The entrepreneur policy was changed by the last Government and it is a basket case. After 35 years working in the immigration industry, I have never seen a visa category with a decline rate that topped 90 per cent. Let's fix it now.
As business gears back up, employers will be looking for highly skilled people not available locally, despite rising unemployment. Employers will pay for workers to complete mandatory quarantine on arrival.
Let's get the systems in place now, so projects are not delayed. Every day lost is costing the economy.
There is strong interest overseas from students looking for a quality education in New Zealand. Our universities are facing, this year alone, a $500m shortfall due to the loss of international students.

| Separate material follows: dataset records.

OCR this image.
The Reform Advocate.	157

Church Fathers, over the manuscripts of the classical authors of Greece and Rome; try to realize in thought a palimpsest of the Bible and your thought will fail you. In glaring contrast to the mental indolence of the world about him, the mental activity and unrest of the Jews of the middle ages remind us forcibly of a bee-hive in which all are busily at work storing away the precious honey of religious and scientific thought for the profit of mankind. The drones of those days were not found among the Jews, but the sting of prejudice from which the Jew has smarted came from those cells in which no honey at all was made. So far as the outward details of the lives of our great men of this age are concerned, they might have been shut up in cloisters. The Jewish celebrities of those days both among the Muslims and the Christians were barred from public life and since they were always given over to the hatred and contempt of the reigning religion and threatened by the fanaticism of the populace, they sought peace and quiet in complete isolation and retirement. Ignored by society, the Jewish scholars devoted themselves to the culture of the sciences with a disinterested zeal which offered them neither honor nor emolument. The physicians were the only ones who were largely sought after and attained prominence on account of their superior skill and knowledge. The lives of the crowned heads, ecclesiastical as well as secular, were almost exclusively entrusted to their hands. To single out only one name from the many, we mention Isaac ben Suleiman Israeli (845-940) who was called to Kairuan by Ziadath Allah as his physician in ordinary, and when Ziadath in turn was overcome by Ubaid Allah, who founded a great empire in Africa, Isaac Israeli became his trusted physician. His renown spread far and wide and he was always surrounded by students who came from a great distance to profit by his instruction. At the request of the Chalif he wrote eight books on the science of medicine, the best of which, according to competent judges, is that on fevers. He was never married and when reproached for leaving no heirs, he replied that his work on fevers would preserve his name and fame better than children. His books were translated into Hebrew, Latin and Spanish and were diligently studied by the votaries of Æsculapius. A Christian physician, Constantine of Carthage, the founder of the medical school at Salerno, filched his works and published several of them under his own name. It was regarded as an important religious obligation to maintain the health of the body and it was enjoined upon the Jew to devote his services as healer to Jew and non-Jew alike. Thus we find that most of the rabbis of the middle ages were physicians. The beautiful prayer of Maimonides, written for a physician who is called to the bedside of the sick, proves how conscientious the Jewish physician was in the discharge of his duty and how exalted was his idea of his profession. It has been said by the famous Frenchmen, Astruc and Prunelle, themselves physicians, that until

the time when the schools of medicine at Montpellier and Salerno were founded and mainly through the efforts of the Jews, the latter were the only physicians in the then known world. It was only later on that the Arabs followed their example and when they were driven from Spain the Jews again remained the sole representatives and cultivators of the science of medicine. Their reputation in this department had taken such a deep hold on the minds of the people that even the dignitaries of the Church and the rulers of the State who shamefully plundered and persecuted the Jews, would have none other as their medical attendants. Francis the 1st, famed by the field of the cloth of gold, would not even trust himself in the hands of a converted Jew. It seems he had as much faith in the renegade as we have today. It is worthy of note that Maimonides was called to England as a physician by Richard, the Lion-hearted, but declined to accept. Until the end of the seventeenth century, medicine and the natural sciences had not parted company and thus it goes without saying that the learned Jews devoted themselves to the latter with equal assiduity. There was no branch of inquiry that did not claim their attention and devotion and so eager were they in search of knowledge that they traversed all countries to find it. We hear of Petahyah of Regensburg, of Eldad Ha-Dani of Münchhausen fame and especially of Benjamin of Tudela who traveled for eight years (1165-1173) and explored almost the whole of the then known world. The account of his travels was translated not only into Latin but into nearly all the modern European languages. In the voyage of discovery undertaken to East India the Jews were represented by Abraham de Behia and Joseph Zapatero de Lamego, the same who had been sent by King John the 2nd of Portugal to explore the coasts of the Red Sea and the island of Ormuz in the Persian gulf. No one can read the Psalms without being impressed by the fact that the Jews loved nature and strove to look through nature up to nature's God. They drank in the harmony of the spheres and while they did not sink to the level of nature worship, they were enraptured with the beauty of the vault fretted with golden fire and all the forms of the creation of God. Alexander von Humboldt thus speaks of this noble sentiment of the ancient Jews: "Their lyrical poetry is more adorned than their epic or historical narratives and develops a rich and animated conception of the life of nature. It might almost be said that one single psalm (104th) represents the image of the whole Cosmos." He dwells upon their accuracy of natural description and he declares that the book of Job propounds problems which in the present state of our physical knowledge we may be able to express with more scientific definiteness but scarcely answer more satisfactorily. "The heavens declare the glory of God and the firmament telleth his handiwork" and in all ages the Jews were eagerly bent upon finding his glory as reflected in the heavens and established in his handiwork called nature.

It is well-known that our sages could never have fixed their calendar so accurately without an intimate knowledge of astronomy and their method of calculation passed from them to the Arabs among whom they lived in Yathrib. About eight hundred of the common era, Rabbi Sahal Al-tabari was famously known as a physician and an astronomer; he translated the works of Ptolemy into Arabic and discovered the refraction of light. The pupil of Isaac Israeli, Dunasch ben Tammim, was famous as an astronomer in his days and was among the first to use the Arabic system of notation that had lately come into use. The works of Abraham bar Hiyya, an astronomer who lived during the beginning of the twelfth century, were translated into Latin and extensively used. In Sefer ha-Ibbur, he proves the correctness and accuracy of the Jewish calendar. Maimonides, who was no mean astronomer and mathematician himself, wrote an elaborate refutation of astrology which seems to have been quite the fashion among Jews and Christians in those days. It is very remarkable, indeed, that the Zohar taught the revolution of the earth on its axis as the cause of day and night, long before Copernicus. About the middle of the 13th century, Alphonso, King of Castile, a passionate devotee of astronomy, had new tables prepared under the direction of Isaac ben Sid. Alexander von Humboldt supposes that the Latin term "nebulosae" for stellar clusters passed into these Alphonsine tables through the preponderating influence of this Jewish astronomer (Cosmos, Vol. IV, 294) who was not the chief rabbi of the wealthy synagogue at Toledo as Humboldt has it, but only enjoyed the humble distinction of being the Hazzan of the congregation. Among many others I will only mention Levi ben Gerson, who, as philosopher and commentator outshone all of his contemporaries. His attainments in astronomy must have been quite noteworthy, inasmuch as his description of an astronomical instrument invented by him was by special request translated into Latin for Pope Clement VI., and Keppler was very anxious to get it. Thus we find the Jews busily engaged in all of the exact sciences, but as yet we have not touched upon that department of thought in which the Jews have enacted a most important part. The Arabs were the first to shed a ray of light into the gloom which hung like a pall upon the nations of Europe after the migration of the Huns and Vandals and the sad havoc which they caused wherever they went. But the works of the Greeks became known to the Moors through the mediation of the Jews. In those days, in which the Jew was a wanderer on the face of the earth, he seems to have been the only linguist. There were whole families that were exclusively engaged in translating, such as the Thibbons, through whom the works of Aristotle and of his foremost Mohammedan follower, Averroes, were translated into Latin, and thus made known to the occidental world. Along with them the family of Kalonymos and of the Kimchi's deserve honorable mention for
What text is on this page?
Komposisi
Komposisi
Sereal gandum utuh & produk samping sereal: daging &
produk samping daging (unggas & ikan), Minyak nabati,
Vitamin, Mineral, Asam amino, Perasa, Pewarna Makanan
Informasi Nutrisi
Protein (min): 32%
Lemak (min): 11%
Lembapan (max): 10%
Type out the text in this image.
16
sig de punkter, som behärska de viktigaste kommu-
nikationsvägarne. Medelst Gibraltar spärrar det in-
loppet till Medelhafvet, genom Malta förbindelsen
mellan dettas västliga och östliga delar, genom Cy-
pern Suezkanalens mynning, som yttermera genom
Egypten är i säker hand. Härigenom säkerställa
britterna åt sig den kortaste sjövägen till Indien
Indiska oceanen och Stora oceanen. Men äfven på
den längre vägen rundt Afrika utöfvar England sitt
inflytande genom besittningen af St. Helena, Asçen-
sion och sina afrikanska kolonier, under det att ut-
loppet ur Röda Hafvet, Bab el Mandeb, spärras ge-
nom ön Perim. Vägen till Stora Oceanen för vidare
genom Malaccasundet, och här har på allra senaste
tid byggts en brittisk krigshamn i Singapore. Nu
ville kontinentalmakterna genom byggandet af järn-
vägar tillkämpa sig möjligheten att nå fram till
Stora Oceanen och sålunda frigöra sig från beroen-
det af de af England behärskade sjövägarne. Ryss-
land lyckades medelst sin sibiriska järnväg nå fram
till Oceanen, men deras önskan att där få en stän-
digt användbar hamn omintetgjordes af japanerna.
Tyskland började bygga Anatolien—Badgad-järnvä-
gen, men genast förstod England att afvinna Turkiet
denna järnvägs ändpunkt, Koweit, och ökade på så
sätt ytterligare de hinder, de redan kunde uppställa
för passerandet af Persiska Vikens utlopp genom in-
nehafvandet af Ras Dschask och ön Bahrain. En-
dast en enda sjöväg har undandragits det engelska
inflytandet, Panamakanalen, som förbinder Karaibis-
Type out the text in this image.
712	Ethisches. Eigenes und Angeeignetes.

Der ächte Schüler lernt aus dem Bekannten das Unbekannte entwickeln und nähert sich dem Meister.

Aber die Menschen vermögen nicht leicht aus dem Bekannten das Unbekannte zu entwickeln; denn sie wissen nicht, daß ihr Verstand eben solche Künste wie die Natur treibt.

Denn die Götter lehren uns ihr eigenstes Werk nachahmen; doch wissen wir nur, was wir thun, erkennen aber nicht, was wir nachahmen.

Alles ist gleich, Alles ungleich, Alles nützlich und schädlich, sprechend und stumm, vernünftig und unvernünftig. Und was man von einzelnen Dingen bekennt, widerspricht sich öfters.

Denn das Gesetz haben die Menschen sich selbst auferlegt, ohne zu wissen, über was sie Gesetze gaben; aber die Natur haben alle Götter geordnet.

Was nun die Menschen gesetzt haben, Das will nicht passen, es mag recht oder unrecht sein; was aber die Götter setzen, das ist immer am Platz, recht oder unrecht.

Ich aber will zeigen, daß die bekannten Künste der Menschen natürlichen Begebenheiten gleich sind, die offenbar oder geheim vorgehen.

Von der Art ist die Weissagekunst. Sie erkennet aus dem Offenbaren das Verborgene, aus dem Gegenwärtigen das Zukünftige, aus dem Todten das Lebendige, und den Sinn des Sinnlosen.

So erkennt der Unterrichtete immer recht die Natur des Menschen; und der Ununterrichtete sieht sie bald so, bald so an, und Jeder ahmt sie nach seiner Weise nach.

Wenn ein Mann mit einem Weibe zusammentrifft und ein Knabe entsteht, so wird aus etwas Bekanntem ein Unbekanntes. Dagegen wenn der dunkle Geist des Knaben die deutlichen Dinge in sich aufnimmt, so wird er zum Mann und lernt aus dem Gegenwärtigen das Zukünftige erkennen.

It's a bit rich of the Government to suggest universities should adapt to cater for the wave of unemployed who may want new qualifications. That is simply more debt to the country. Successive Governments have for years told universities looking for increased funding to attract more international students.
A managed border, including a user-pays system for mandatory quarantine on arrival and health bonds paid up front by students, would really help our universities get back on their feet - fast.
There is a queue of more than 11,000 skilled migrants filling jobs where the talent is not available locally. A few may have lost their jobs due to Covid-19. Many will still be working.
Some of these people have been sitting in a queue for New Zealand residency for up to 18 months. If the Government takes the handbrake off Immigration NZ and lets it process the applications, New Zealand would have an instant pool of people ready to buy houses, just when local demand is falling, and who have confidence to increase their spending.
I am not advocating mass immigration. Controlled and smart immigration has proven time and time again to help build this nation over the past 50 years in good times and bad. Let's get on with it now and not get caught up in long policy processes, because we need the wins today to help our economy get back up and running.